Searching The Internetâ„¢ for inspiration, I found the ArduinoSound project. It supports SAMD21 boards and I2S audio devices out-of-the-box. Splendid! I just so happened to have a spare MAX98357 breakout board from a past failed project.
Now we’re talking!
The mouth
Not knowing that the original Sax-A-Boom doesn’t have any kind of “blowing detection” feature, I was already prepared to integrate some sort of blow-detection mechanism to create a more realistic digital saxophone.
Luckily, opening the toy’s shell revealed an interesting discovery…
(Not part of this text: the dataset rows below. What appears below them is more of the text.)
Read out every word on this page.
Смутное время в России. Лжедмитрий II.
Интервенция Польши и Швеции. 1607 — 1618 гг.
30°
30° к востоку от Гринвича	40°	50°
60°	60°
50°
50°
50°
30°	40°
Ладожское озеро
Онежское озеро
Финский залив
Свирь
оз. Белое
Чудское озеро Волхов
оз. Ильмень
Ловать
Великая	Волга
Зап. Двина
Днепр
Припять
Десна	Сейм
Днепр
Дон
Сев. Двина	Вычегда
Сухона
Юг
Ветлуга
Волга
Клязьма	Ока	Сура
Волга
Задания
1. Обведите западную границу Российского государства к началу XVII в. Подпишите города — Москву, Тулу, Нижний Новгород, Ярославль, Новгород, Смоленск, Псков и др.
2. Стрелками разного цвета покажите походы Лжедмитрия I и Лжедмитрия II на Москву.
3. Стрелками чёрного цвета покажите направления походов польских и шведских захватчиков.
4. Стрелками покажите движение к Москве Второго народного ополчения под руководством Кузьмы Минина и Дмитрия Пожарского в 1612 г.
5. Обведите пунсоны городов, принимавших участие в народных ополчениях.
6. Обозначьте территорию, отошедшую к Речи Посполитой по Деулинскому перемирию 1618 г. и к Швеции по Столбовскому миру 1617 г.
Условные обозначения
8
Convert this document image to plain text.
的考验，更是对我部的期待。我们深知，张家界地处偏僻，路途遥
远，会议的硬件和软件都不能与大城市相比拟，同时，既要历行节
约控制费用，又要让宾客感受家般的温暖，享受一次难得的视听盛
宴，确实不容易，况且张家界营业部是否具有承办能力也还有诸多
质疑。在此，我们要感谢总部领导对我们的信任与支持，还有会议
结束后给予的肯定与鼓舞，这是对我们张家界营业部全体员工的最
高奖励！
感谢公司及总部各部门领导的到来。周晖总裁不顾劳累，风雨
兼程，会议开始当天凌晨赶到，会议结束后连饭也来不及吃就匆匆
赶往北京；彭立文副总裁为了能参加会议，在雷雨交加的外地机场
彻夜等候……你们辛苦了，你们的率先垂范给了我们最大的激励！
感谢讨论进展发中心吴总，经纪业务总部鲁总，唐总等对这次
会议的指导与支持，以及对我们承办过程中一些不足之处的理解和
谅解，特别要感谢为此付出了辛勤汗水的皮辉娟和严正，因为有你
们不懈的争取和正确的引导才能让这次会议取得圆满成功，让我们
That’s an electret microphone! That baby toy had the blowing sensor that was missing from the original Sax-A-Boom! Not bad, Bontempi, not bad.
A quick “Arduino electret mic” search revealed the existence of the MAX4466 amplifier, which is often used to amplify the microphone signal to feed an Arduino’s analog input.
Move on.
The nipples
Having gambled with Lady Luck on how the saxophone would be built, I quickly discovered that the button rails had 8 buttons and 6 pins. Before this experience, I wasn’t aware of the mystical multiplexing method used to create a button matrix.
Basically, you can use N inputs and M outputs to drive an N x M button matrix. There are also some little details about floating/ghosting and diodes. I’ve found a lot of YouTube videos that explain the problem really well.
The final circuit was this one:

Pins marked as IN_ROW_N are input pins. These pins support INPUT_PULLUP natively, so they’re active when driven to ground (zero volts).
Pins marked as OUT_COL_M are output pins, driven sequentially from HIGH (disabled state) to LOW (at which point we can read the rows). Then they go back to HIGH and move to the next column.
Resistors are a useless addition, but I use them because I have trust issues when dealing with currents.
The pinky
Add the official MKR Proto Shield as the distribution board, a 10 kOhm potentiometer as the volume pot, and a generic 700mAh single-cell Li-Po.
To the laboratory!
Prototype
One eternity later… (cue SpongeBob narrator voice)

Rise and shine, my beast. Rise, and shine!